Team: 1; 2; 3; 4; 5; 6; 7; 8; 9; 10; 11; 12; 13; R; H; E
Philadelphia: 1; 0; 0; 0; 0; 0; 1; 0; 1; 0; 0; 0; 1; 4; 11; 0
Atlanta: 1; 0; 2; 0; 0; 0; 0; 0; 0; 0; 0; 0; 0; 3; 10; 1
WP: Justin De Fratus (1–0) LP: Scott Linebrink (4–4) Sv: David Herndon (1) Home runs: PHI: None ATL: Dan Uggla (36) Attendance: 45,350

==Simultaneous events==
Some of the notable plays and events in the four games involved happened within minutes of the notable moments of other games involved, which can be seen when watching the four games simultaneously. Some examples include:
- The Braves taking a 3–1 lead over the Phillies on a two run home run by Dan Uggla minutes before the Orioles took a 2-1 lead on a two run home run by J.J. Hardy.
- The first pitch of the Cardinals-Astros game taking place just seconds after Hardy hit his two run home run.
- The Red Sox took a 3–2 lead on Dustin Pedroia’s solo shot mere seconds after the Yankees extended their lead to 6–0 on Mark Texiera’s solo home run (his second of the game).
- The Phillies and Rays both coming back from down 2–3 and 0–7 respectively to tie their games and force extra innings during the entirety of the Red Sox–Orioles rain delay (both teams were an out away from losing their games when the game tying plays in each game happened, with the Rays being a strike away).
- The Rays cutting their deficit down to one run on a three run home run by Evan Longoria minutes before the Cardinals won their game to guarantee at least a tie with the Braves.
- Greg Golson being tagged out at third by Evan Longoria on a fielder’s choice seconds before Chris Davis hit a two-out double off of Jonathan Papelbon on the first pitch he saw.

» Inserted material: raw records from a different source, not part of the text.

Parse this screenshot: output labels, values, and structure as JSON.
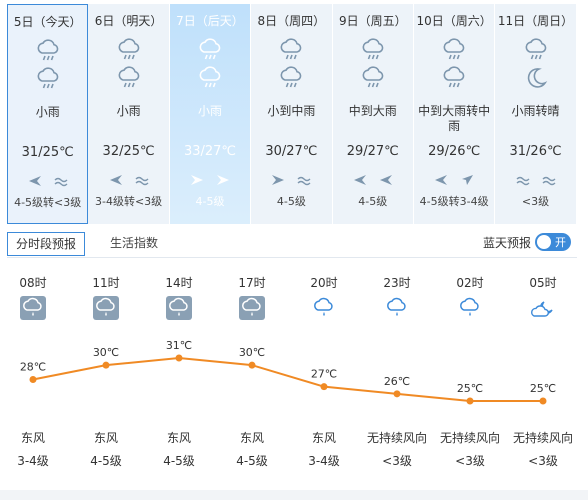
{
  "colors": {
    "accent": "#3c8ad9",
    "line": "#f08a24",
    "icon_blue": "#3c8ad9",
    "icon_gray": "#7d96ad"
  },
  "days": [
    {
      "date": "5日（今天）",
      "icons": [
        "rain-icon",
        "rain-icon"
      ],
      "desc": "小雨",
      "temp": "31/25℃",
      "winds": [
        "wind-arrow-left-icon",
        "breeze-icon"
      ],
      "wind_level": "4-5级转<3级"
    },
    {
      "date": "6日（明天）",
      "icons": [
        "rain-icon",
        "rain-icon"
      ],
      "desc": "小雨",
      "temp": "32/25℃",
      "winds": [
        "wind-arrow-left-icon",
        "breeze-icon"
      ],
      "wind_level": "3-4级转<3级"
    },
    {
      "date": "7日（后天）",
      "icons": [
        "rain-icon",
        "rain-icon"
      ],
      "desc": "小雨",
      "temp": "33/27℃",
      "winds": [
        "wind-arrow-right-icon",
        "wind-arrow-right-icon"
      ],
      "wind_level": "4-5级"
    },
    {
      "date": "8日（周四）",
      "icons": [
        "rain-icon",
        "rain-icon"
      ],
      "desc": "小到中雨",
      "temp": "30/27℃",
      "winds": [
        "wind-arrow-right-icon",
        "breeze-icon"
      ],
      "wind_level": "4-5级"
    },
    {
      "date": "9日（周五）",
      "icons": [
        "rain-icon",
        "rain-icon"
      ],
      "desc": "中到大雨",
      "temp": "29/27℃",
      "winds": [
        "wind-arrow-left-icon",
        "wind-arrow-left-icon"
      ],
      "wind_level": "4-5级"
    },
    {
      "date": "10日（周六）",
      "icons": [
        "rain-icon",
        "rain-icon"
      ],
      "desc": "中到大雨转中雨",
      "temp": "29/26℃",
      "winds": [
        "wind-arrow-left-icon",
        "wind-arrow-up-right-icon"
      ],
      "wind_level": "4-5级转3-4级"
    },
    {
      "date": "11日（周日）",
      "icons": [
        "rain-icon",
        "moon-icon"
      ],
      "desc": "小雨转晴",
      "temp": "31/26℃",
      "winds": [
        "breeze-icon",
        "breeze-icon"
      ],
      "wind_level": "<3级"
    }
  ],
  "tabs": {
    "hourly": "分时段预报",
    "index": "生活指数"
  },
  "bluesky": {
    "label": "蓝天预报",
    "toggle": "开"
  },
  "hourly": [
    {
      "time": "08时",
      "icon": "rain-cloud-boxed-icon",
      "temp": 28,
      "temp_label": "28℃",
      "wind_dir": "东风",
      "wind_level": "3-4级"
    },
    {
      "time": "11时",
      "icon": "rain-cloud-boxed-icon",
      "temp": 30,
      "temp_label": "30℃",
      "wind_dir": "东风",
      "wind_level": "4-5级"
    },
    {
      "time": "14时",
      "icon": "rain-cloud-boxed-icon",
      "temp": 31,
      "temp_label": "31℃",
      "wind_dir": "东风",
      "wind_level": "4-5级"
    },
    {
      "time": "17时",
      "icon": "rain-cloud-boxed-icon",
      "temp": 30,
      "temp_label": "30℃",
      "wind_dir": "东风",
      "wind_level": "4-5级"
    },
    {
      "time": "20时",
      "icon": "rain-cloud-icon",
      "temp": 27,
      "temp_label": "27℃",
      "wind_dir": "东风",
      "wind_level": "3-4级"
    },
    {
      "time": "23时",
      "icon": "rain-cloud-icon",
      "temp": 26,
      "temp_label": "26℃",
      "wind_dir": "无持续风向",
      "wind_level": "<3级"
    },
    {
      "time": "02时",
      "icon": "rain-cloud-icon",
      "temp": 25,
      "temp_label": "25℃",
      "wind_dir": "无持续风向",
      "wind_level": "<3级"
    },
    {
      "time": "05时",
      "icon": "cloud-moon-icon",
      "temp": 25,
      "temp_label": "25℃",
      "wind_dir": "无持续风向",
      "wind_level": "<3级"
    }
  ]
}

- Nolan Reimold hitting his game-tying ground rule double off of Papelbon on a 2–2 count to tie the game between the Orioles and Red Sox seconds after the Rays escaped the top of the 12th inning against the Yankees without allowing a run after allowing three base runners to reach base in the inning.

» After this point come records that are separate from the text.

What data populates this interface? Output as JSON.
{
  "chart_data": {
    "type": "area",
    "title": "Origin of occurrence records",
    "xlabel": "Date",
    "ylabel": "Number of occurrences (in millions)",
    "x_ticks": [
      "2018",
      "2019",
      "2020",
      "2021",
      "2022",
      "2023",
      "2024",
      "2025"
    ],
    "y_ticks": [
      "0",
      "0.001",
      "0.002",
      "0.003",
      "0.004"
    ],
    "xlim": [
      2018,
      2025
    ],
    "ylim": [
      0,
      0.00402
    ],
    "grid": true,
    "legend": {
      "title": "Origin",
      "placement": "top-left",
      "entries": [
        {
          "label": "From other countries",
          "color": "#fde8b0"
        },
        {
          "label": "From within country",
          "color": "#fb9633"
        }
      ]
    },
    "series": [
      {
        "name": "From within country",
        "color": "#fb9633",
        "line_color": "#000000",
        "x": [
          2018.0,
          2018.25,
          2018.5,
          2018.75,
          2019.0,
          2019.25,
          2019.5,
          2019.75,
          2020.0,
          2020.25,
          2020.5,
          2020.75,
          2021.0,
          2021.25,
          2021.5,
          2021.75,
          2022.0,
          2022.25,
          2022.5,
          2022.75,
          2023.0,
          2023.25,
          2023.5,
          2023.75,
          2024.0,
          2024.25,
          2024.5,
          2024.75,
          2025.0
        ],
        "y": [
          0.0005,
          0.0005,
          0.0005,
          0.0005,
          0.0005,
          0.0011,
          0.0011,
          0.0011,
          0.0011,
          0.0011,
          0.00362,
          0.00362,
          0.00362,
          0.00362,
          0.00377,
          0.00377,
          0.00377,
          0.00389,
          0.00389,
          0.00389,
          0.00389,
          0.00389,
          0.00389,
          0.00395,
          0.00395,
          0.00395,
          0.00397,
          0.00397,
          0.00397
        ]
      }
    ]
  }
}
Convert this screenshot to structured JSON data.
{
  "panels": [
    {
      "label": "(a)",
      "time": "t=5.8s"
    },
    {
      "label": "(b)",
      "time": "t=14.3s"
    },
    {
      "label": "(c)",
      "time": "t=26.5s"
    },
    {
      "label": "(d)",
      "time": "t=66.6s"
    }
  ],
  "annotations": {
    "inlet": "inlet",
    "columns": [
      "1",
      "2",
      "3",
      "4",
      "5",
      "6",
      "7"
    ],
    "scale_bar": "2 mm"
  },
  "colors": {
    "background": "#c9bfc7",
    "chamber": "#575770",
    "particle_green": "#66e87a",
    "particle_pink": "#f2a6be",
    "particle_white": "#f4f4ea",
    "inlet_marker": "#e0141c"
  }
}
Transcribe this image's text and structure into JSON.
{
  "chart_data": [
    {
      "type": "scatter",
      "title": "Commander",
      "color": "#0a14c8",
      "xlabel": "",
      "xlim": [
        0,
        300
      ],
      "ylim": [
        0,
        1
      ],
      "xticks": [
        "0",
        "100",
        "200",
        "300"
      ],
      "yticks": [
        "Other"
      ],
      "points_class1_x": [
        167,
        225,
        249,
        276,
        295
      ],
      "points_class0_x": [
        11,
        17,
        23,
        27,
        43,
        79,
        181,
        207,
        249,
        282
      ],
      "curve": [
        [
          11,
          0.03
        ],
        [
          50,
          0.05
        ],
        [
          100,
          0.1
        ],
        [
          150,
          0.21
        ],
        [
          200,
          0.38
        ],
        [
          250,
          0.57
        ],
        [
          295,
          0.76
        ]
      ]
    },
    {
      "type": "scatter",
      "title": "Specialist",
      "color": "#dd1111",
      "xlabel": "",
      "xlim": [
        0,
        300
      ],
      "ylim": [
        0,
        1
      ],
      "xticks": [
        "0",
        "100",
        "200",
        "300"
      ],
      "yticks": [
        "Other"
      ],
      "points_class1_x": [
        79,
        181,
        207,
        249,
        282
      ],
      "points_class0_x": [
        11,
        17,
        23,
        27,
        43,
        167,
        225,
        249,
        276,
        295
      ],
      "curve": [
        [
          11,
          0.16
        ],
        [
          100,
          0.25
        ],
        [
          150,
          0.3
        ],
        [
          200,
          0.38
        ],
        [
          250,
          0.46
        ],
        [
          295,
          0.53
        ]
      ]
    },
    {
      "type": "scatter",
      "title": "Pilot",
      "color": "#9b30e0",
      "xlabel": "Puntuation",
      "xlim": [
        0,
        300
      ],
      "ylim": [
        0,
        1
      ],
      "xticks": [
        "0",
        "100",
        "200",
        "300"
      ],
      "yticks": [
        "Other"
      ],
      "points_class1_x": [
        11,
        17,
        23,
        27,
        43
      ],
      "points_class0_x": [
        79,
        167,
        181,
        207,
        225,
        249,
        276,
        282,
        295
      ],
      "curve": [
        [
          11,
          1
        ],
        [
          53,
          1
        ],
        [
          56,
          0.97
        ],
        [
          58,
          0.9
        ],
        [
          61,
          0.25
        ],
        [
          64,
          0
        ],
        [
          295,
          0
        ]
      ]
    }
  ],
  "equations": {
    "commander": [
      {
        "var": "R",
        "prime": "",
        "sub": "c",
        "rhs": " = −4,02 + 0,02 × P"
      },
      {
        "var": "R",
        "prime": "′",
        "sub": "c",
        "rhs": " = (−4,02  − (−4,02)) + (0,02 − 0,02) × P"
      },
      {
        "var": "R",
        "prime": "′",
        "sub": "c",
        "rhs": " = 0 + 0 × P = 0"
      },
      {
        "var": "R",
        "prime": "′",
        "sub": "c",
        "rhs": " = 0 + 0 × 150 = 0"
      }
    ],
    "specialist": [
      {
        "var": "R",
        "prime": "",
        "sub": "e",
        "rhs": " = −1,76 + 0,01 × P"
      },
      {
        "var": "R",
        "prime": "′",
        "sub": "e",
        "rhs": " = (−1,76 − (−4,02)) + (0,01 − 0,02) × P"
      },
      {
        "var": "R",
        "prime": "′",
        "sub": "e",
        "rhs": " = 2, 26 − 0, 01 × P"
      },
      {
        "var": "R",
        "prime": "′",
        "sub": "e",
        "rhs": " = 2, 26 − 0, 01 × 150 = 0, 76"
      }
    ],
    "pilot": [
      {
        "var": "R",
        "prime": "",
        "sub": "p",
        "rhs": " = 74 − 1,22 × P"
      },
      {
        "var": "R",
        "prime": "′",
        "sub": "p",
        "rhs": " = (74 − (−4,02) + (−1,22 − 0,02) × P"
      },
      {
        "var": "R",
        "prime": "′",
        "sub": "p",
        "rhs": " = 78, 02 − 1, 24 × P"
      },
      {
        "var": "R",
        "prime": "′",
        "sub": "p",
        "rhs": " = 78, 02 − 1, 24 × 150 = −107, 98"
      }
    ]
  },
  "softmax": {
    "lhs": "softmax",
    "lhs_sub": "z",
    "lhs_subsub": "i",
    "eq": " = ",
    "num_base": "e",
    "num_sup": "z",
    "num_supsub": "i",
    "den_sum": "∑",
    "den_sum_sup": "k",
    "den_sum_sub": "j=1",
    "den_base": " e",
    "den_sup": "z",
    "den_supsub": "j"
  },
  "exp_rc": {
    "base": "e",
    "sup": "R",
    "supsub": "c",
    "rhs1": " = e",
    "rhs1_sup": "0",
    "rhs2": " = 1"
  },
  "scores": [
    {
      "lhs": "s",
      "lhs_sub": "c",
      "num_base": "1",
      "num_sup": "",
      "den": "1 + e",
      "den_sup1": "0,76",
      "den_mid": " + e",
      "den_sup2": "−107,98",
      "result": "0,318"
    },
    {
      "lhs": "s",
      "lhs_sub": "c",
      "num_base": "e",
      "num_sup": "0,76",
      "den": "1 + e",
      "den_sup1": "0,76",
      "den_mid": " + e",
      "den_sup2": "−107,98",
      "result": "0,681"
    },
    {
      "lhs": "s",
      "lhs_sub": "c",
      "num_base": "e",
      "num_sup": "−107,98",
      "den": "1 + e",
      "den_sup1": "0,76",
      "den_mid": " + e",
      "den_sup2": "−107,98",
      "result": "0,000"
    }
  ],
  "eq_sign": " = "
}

- Longoria hitting a walk-off home run to give the Rays the wild card with an 8–7 win roughly three minutes after Robert Andino hit his walk-off double to give the Orioles a 4–3 win over the Red Sox.

==Aftermath==
The Rays would go on to lose the Division Series in four games to the Texas Rangers, winning only Game 1.

The Cardinals would go on to defeat the Phillies in the Division Series in five games after falling behind 2–1 in the series (ironically, the Phillies defeating the Braves in Game 162 had allowed St. Louis to clinch a wild card spot), beat their NL Central-rival Brewers in the League Championship Series in six games, and went on to win the World Series over the Rangers in seven games, twice coming back from being a strike away from losing the 2011 World Series in Game 6, which was won on a walk-off home run by David Freese.